To encourage your physicians to improve their bedside manner, begin by stressing the relationship between good communication and improved patient outcomes.
"If doctors start doing the right thing for the right reason that is, communicating with their patients to help them get better it will work," Romanoff says. "But if hospitals tell doctors that they need to be more communicative with patients just to raise satisfaction scores, it won’t be sincere. Patients are not dumb."
As always, remember physicians are impressed by good data, Romanoff explains. For example, one way to convince a problematic physician he or she must improve his or her communication skills is to use data from patient satisfaction surveys. But, you have to make sure the data are specific to the physician and not an aggregate score.
"We need to see satisfaction data specific to us and compared against our peers in the department," Romanoff explains. "If the survey data are not detailed enough, we need focus groups to provide more information for each doctor."
The surveys you use, though, need to be chosen carefully, cautions research team member Debra Roter, DrPh, a social scientist and professor in the department of health policy and management at Johns Hopkins school of hygiene and public health in Baltimore.

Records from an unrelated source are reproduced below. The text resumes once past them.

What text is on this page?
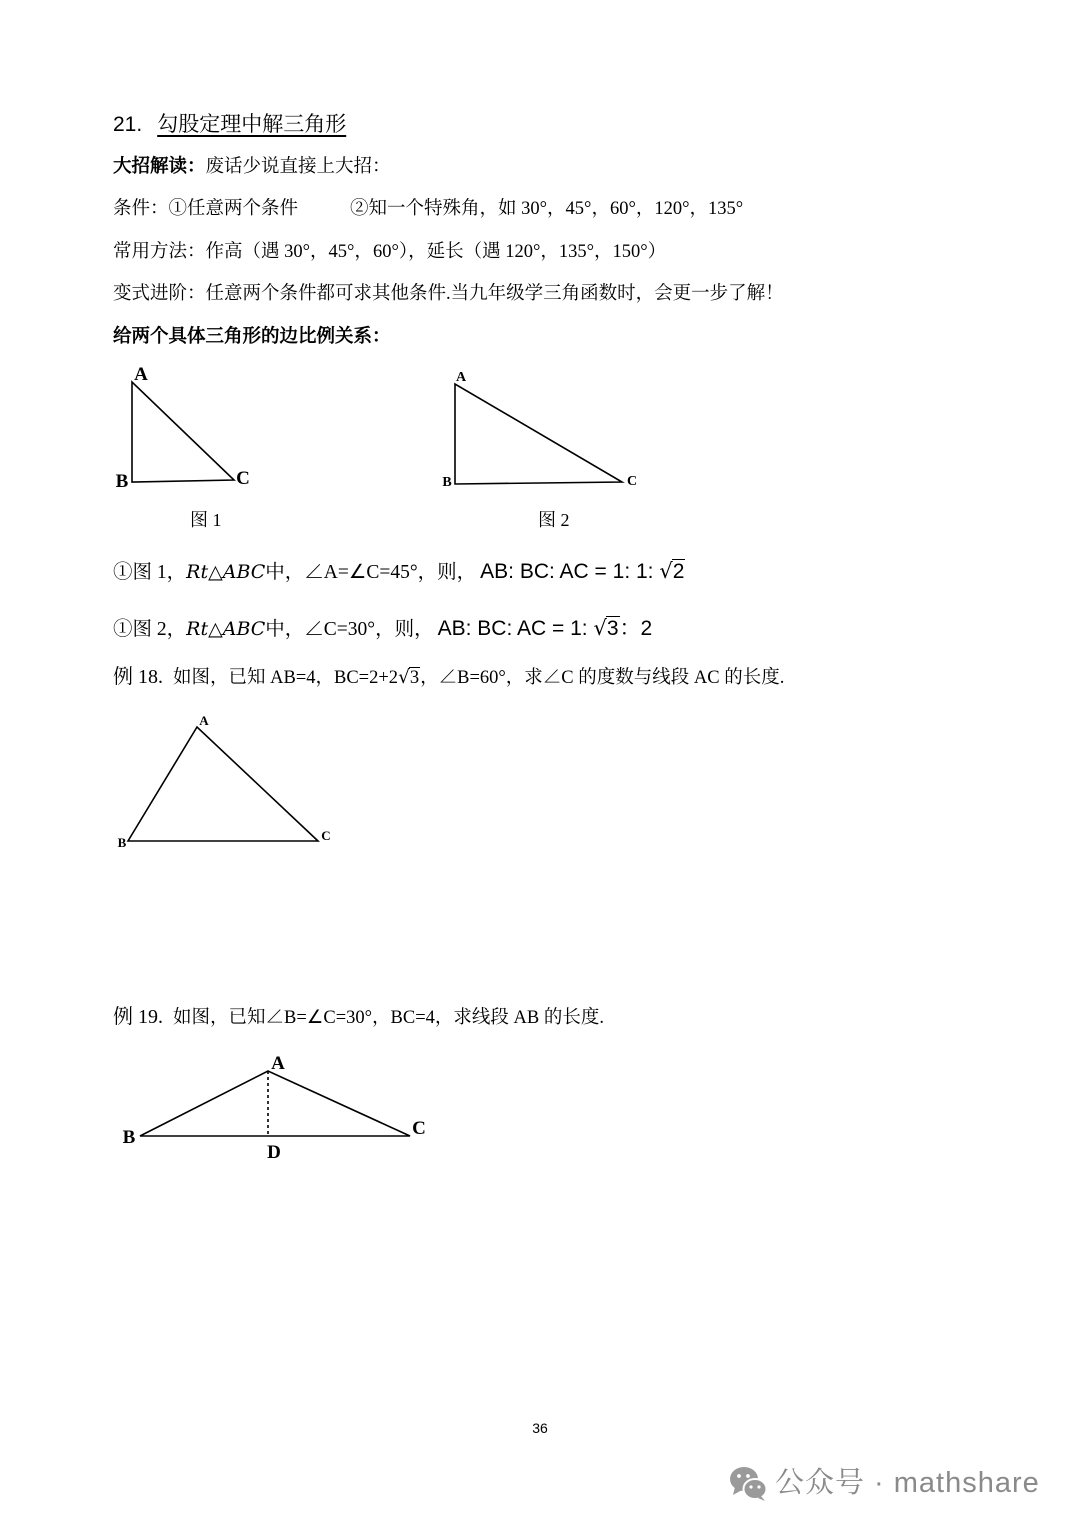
21. 勾股定理中解三角形
大招解读：废话少说直接上大招：
条件：①任意两个条件	②知一个特殊角，如 30°，45°，60°，120°，135°
常用方法：作高（遇 30°，45°，60°），延长（遇 120°，135°，150°）
变式进阶：任意两个条件都可求其他条件.当九年级学三角函数时，会更一步了解！
给两个具体三角形的边比例关系：
A
B	C
图 1
A
B	C
图 2
①图 1，Rt△ABC中，∠A=∠C=45°，则， AB: BC: AC = 1: 1: √2
①图 2，Rt△ABC中，∠C=30°，则， AB: BC: AC = 1: √3：2
例 18. 如图，已知 AB=4，BC=2+2√3，∠B=60°，求∠C 的度数与线段 AC 的长度.
A
B	C
例 19. 如图，已知∠B=∠C=30°，BC=4，求线段 AB 的长度.
A
B	C
D
36
公众号 · mathshare
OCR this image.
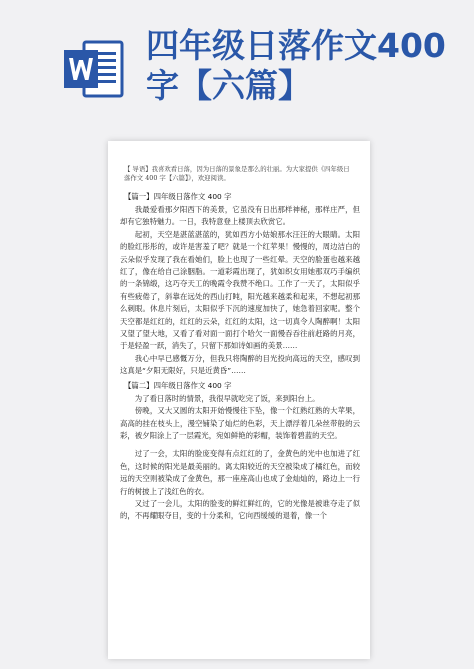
四年级日落作文400字【六篇】

【 导语】我喜欢看日落，因为日落的景象是那么的壮丽。为大家提供《四年级日落作文 400 字【六篇】》，欢迎阅读。

【篇一】四年级日落作文 400 字

我最爱看那夕阳西下的美景，它虽没有日出那样神秘，那样庄严，但却有它独特魅力。一日，我特意登上楼顶去欣赏它。

起初，天空是湛蓝湛蓝的，犹如西方小姑娘那水汪汪的大眼睛。太阳的脸红彤彤的，或许是害羞了吧？就是一个红苹果！慢慢的，周边洁白的云朵似乎发现了我在看她们，脸上也现了一些红晕。天空的脸蛋也越来越红了，像在给自己涂胭脂。一道彩霞出现了，犹如织女用她那双巧手编织的一条锦缎，这巧夺天工的晚霞令我赞不绝口。工作了一天了，太阳似乎有些疲倦了，斜靠在远处的西山打盹，阳光越来越柔和起来，不想起初那么刺眼。休息片刻后，太阳似乎下沉的速度加快了，她急着回家呢。整个天空都是红红的，红红的云朵，红红的太阳，这一切真令人陶醉啊！太阳又望了望大地，又看了看对面一面打个哈欠一面慢吞吞往前赶路的月亮，于是轻盈一跃，消失了，只留下那如诗如画的美景……

我心中早已感慨万分，但我只将陶醉的目光投向高远的天空，感叹到这真是“夕阳无限好，只是近黄昏”……

【篇二】四年级日落作文 400 字

为了看日落时的情景，我很早就吃完了饭，来到阳台上。

傍晚，又大又圆的太阳开始慢慢往下坠，像一个红熟红熟的大苹果，高高的挂在枝头上，漫空铺染了灿烂的色彩，天上漂浮着几朵丝带般的云彩，被夕阳涂上了一层霞光，宛如鲜艳的彩帽，装饰着碧蓝的天空。

过了一会，太阳的脸庞变得有点红红的了，金黄色的光中也加进了红色，这时候的阳光是最美丽的。离太阳较近的天空被染成了橘红色，而较远的天空则被染成了金黄色，那一座座高山也成了金灿灿的，路边上一行行的树披上了浅红色的衣。

又过了一会儿，太阳的脸变的鲜红鲜红的，它的光像是被谁夺走了似的，不再耀眼夺目，变的十分柔和，它向西缓缓的退着，像一个
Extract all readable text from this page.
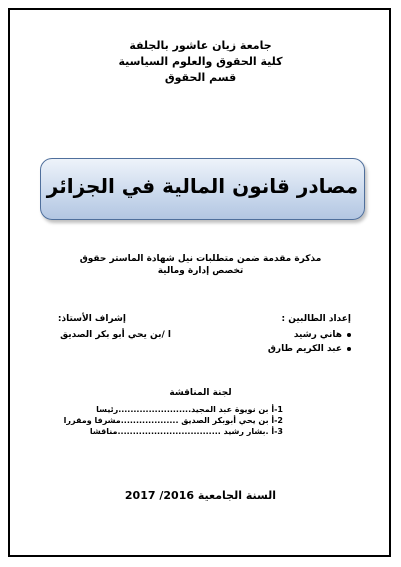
جامعة زيان عاشور بالجلفة
كلية الحقوق والعلوم السياسية
قسم الحقوق
مصادر قانون المالية في الجزائر
مذكرة مقدمة ضمن متطلبات نيل شهادة الماستر حقوق
تخصص إدارة ومالية
إعداد الطالبين :
هاني رشيد
عبد الكريم طارق
إشراف الأستاذ:
ا /بن يحي أبو بكر الصديق
لجنة المناقشة
1-أ بن نويوة عبد المجيد........................رئيسا
2-أ بن يحي أبوبكر الصديق ...................مشرفا ومقررا
3-أ .بشار رشيد ..................................مناقشا
السنة الجامعية 2016/ 2017
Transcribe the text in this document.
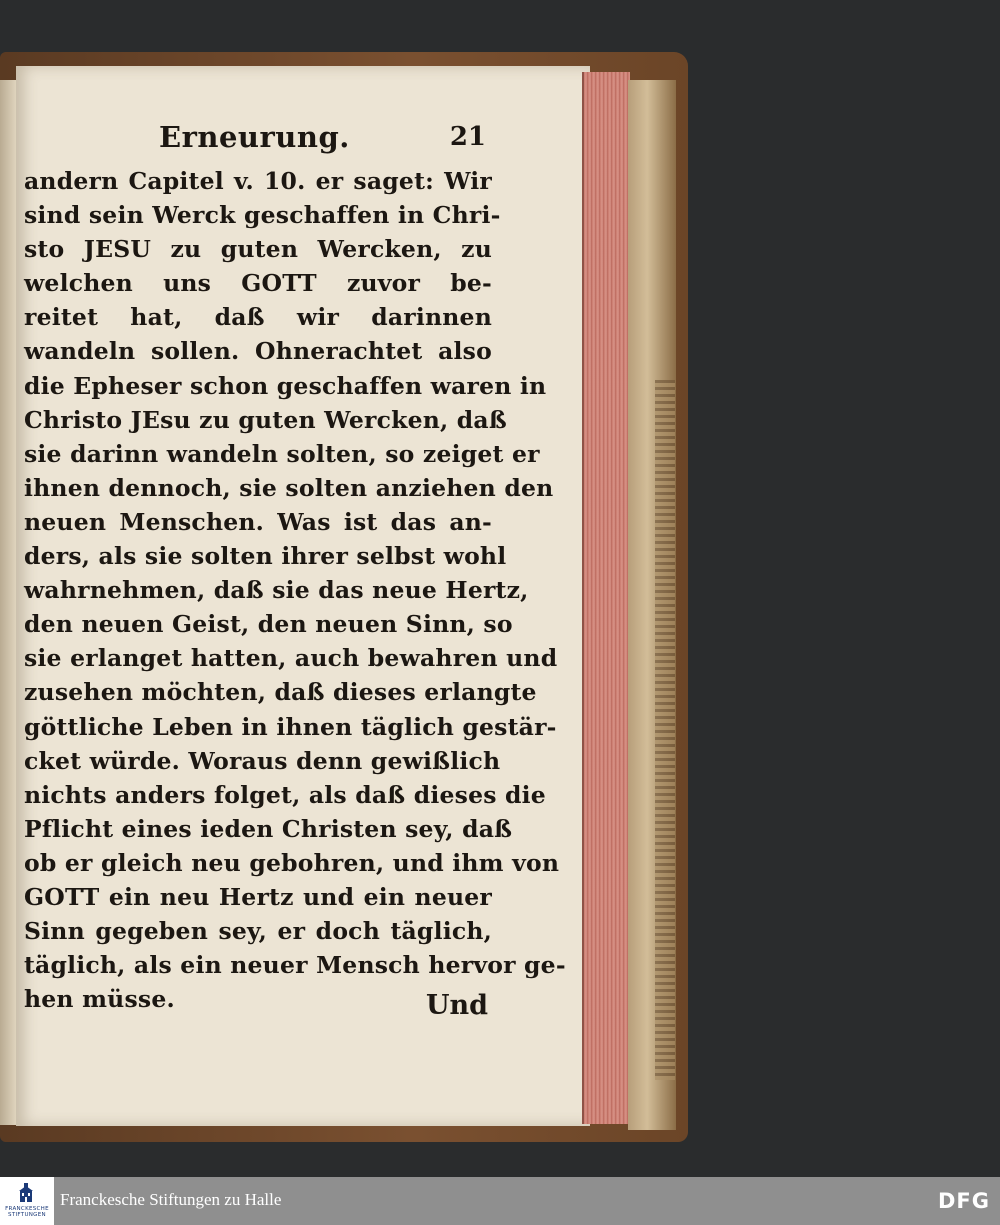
Erneurung.	21
andern Capitel v. 10. er saget: Wir
sind sein Werck geschaffen in Chri-
sto JESU zu guten Wercken, zu
welchen uns GOTT zuvor be-
reitet hat, daß wir darinnen
wandeln sollen. Ohnerachtet also
die Epheser schon geschaffen waren in
Christo JEsu zu guten Wercken, daß
sie darinn wandeln solten, so zeiget er
ihnen dennoch, sie solten anziehen den
neuen Menschen. Was ist das an-
ders, als sie solten ihrer selbst wohl
wahrnehmen, daß sie das neue Hertz,
den neuen Geist, den neuen Sinn, so
sie erlanget hatten, auch bewahren und
zusehen möchten, daß dieses erlangte
göttliche Leben in ihnen täglich gestär-
cket würde. Woraus denn gewißlich
nichts anders folget, als daß dieses die
Pflicht eines ieden Christen sey, daß
ob er gleich neu gebohren, und ihm von
GOTT ein neu Hertz und ein neuer
Sinn gegeben sey, er doch täglich,
täglich, als ein neuer Mensch hervor ge-
hen müsse.	Und
FRANCKESCHE
STIFTUNGEN
Franckesche Stiftungen zu Halle	DFG
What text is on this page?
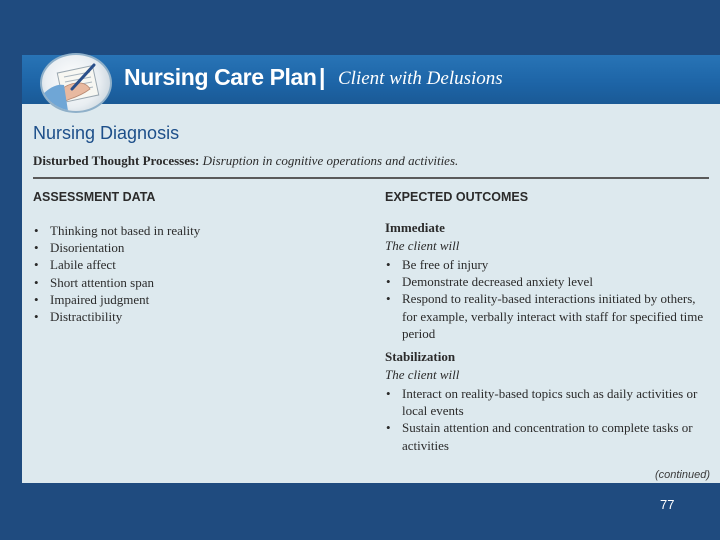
Nursing Care Plan | Client with Delusions
Nursing Diagnosis
Disturbed Thought Processes: Disruption in cognitive operations and activities.
ASSESSMENT DATA	EXPECTED OUTCOMES
• Thinking not based in reality
• Disorientation
• Labile affect
• Short attention span
• Impaired judgment
• Distractibility
Immediate
The client will
• Be free of injury
• Demonstrate decreased anxiety level
• Respond to reality-based interactions initiated by others, for example, verbally interact with staff for specified time period
Stabilization
The client will
• Interact on reality-based topics such as daily activities or local events
• Sustain attention and concentration to complete tasks or activities
(continued)
77
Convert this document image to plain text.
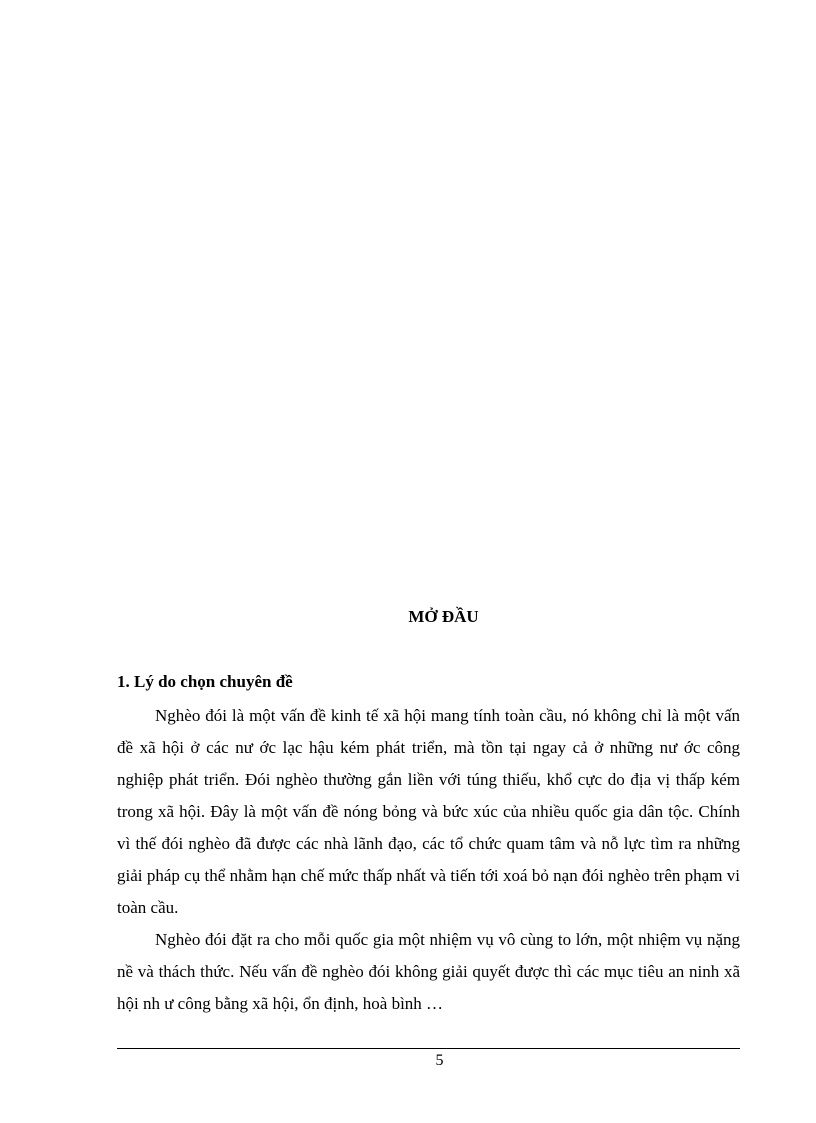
MỞ ĐẦU
1. Lý do chọn chuyên đề

Nghèo đói là một vấn đề kinh tế xã hội mang tính toàn cầu, nó không chỉ là một vấn đề xã hội ở các nư ớc lạc hậu kém phát triển, mà tồn tại ngay cả ở những nư ớc công nghiệp phát triển. Đói nghèo thường gắn liền với túng thiếu, khổ cực do địa vị thấp kém trong xã hội. Đây là một vấn đề nóng bỏng và bức xúc của nhiều quốc gia dân tộc. Chính vì thế đói nghèo đã được các nhà lãnh đạo, các tổ chức quam tâm và nỗ lực tìm ra những giải pháp cụ thể nhằm hạn chế mức thấp nhất và tiến tới xoá bỏ nạn đói nghèo trên phạm vi toàn cầu.

Nghèo đói đặt ra cho mỗi quốc gia một nhiệm vụ vô cùng to lớn, một nhiệm vụ nặng nề và thách thức. Nếu vấn đề nghèo đói không giải quyết được thì các mục tiêu an ninh xã hội nh ư công bằng xã hội, ổn định, hoà bình …

5
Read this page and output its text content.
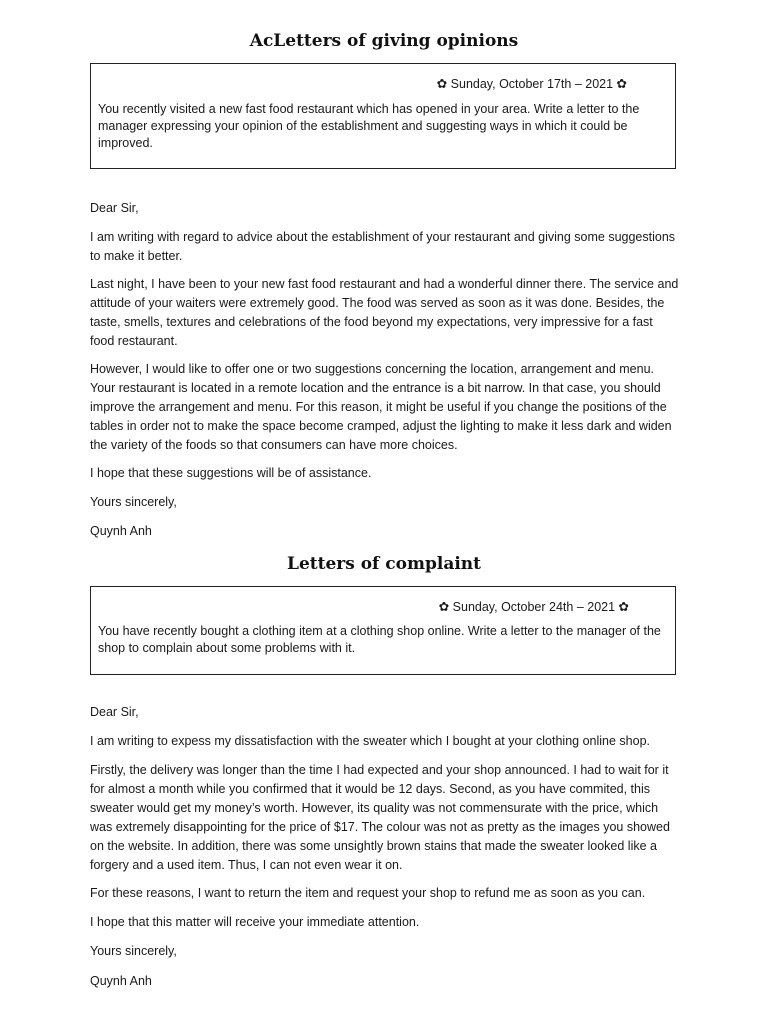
AcLetters of giving opinions
✿ Sunday, October 17th – 2021 ✿
You recently visited a new fast food restaurant which has opened in your area. Write a letter to the manager expressing your opinion of the establishment and suggesting ways in which it could be improved.

Dear Sir,

I am writing with regard to advice about the establishment of your restaurant and giving some suggestions to make it better.

Last night, I have been to your new fast food restaurant and had a wonderful dinner there. The service and attitude of your waiters were extremely good. The food was served as soon as it was done. Besides, the taste, smells, textures and celebrations of the food beyond my expectations, very impressive for a fast food restaurant.

However, I would like to offer one or two suggestions concerning the location, arrangement and menu. Your restaurant is located in a remote location and the entrance is a bit narrow. In that case, you should improve the arrangement and menu. For this reason, it might be useful if you change the positions of the tables in order not to make the space become cramped, adjust the lighting to make it less dark and widen the variety of the foods so that consumers can have more choices.

I hope that these suggestions will be of assistance.

Yours sincerely,

Quynh Anh

Letters of complaint
✿ Sunday, October 24th – 2021 ✿
You have recently bought a clothing item at a clothing shop online. Write a letter to the manager of the shop to complain about some problems with it.

Dear Sir,

I am writing to expess my dissatisfaction with the sweater which I bought at your clothing online shop.

Firstly, the delivery was longer than the time I had expected and your shop announced. I had to wait for it for almost a month while you confirmed that it would be 12 days. Second, as you have commited, this sweater would get my money’s worth. However, its quality was not commensurate with the price, which was extremely disappointing for the price of $17. The colour was not as pretty as the images you showed on the website. In addition, there was some unsightly brown stains that made the sweater looked like a forgery and a used item. Thus, I can not even wear it on.

For these reasons, I want to return the item and request your shop to refund me as soon as you can.

I hope that this matter will receive your immediate attention.

Yours sincerely,

Quynh Anh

"I am not terribly enthusiastic about the measurement tools in the market now," Roter says. "There tend to be high positive skews in satisfaction ratings. I don’t think there are many satisfaction survey instruments out there that are sensitive enough to pick up on the subtle behaviors of practitioners. But I wouldn’t totally disregard the results. They can serve to open people’s eyes about potential problems."
Once you’ve convinced your physicians they may have a problem, you must then convince them to do something about it. They need to know that they can and should improve their skills.
"Doctors have respect for formal education," Romanoff says. "They need to be told that people are not born with good communication skills but that they can learn them."
They also need to know you and the hospital support them in their efforts to improve. Romanoff suggests incorporating communication classes into continuing medical education something all doctors must have to remain licensed.
"Training in the way we practice medicine and its impact on patient satisfaction is not a high priority for those doctors who would have to take unpaid time out of their practices to attend classes," Romanoff explains.
Adds Roter, "Doctors feel compelled to hone their technical skills, but keeping patients satisfied is as important as reading cardiograms."